Two patients in the U.S. studies and two patients in the U.K. study had serious AEs of immune reconstitution inflammatory syndrome (commonly with rash, fever, and elevated inflammatory markers), but these resolved with supportive glucocorticoids and weren't deemed related to the treatment.
Severe infection rates were "generally low" across the full post-treatment period in all the studies, the researchers noted.
This novel gene therapy "may be a robust and viable treatment option for patients with ADA-SCID, including older children for whom current treatments are not always suitable or effective and who may have reduced or absent thymic function," they concluded.
The researchers noted that there may be advantages to gene therapy like this over the standard approach of allogeneic transplant, for which 80% of patients can't find donors and those who do run the risk of graft-versus-host disease. Gene therapy also requires less conditioning, reducing toxicity, and allows patients to continue protective enzyme replacement therapy while the immune system reconstitutes.
Success in ADA-SCID, which is diagnosed in perhaps only 10 U.S. patients a year, has broader implications, Gottschalk suggested.
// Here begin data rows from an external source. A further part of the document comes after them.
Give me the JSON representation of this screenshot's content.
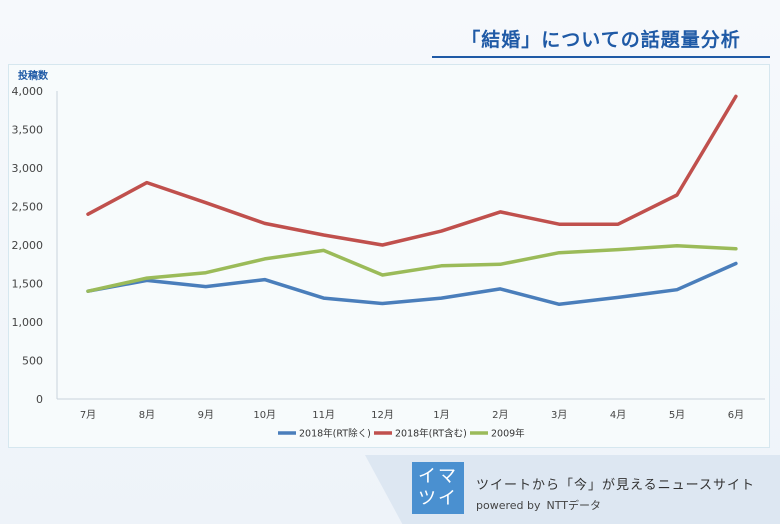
{
  "title": "「結婚」についての話題量分析",
  "chart_data": {
    "type": "line",
    "ylabel": "投稿数",
    "xlabel": "",
    "ylim": [
      0,
      4000
    ],
    "yticks": [
      0,
      500,
      1000,
      1500,
      2000,
      2500,
      3000,
      3500,
      4000
    ],
    "ytick_labels": [
      "0",
      "500",
      "1,000",
      "1,500",
      "2,000",
      "2,500",
      "3,000",
      "3,500",
      "4,000"
    ],
    "categories": [
      "7月",
      "8月",
      "9月",
      "10月",
      "11月",
      "12月",
      "1月",
      "2月",
      "3月",
      "4月",
      "5月",
      "6月"
    ],
    "grid": false,
    "legend_position": "bottom",
    "series": [
      {
        "name": "2018年(RT除く)",
        "color": "#4a7ebb",
        "values": [
          1400,
          1540,
          1460,
          1550,
          1310,
          1240,
          1310,
          1430,
          1230,
          1320,
          1420,
          1760
        ]
      },
      {
        "name": "2018年(RT含む)",
        "color": "#c0504d",
        "values": [
          2400,
          2810,
          2550,
          2280,
          2130,
          2000,
          2180,
          2430,
          2270,
          2270,
          2650,
          3930
        ]
      },
      {
        "name": "2009年",
        "color": "#9bbb59",
        "values": [
          1400,
          1570,
          1640,
          1820,
          1930,
          1610,
          1730,
          1750,
          1900,
          1940,
          1990,
          1950
        ]
      }
    ]
  },
  "footer": {
    "logo_line1": "イマ",
    "logo_line2": "ツイ",
    "tagline": "ツイートから「今」が見えるニュースサイト",
    "powered_by": "powered by",
    "brand": "NTTデータ"
  }
}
It is proof of concept as one of the first examples of a monogenic condition that can be safely fixed with gene therapy, hopefully paving the way for success in more common conditions like sickle cell disease, where trials started later and are ongoing, he said.
Disclosures
The study was supported by Orchard Therapeutics, the NIH, the National Human Genome Research Institute intramural program, NIAID, the National Gene Vector Biorepository, the California Institute for Regenerative Medicine, the Medical Research Council, and the National Institute for Health Research Biomedical Research Centre at the Great Ormond Street Hospital for Children NHS Foundation Trust and University College London.
Kohn disclosed relevant relationships with Orchard Therapeutics and Allogene Therapeutics.
Rivella disclosed consulting for MeiraGTx.
Gottchalk disclosed an institutional relationship with Mustang Bio.
Primary Source
New England Journal of Medicine
Kohn DB, et al "Autologous ex vivo lentiviral gene therapy for adenosine deaminase deficiency" N Engl J Med 2021; DOI: 10.1056/NEJMoa2027675.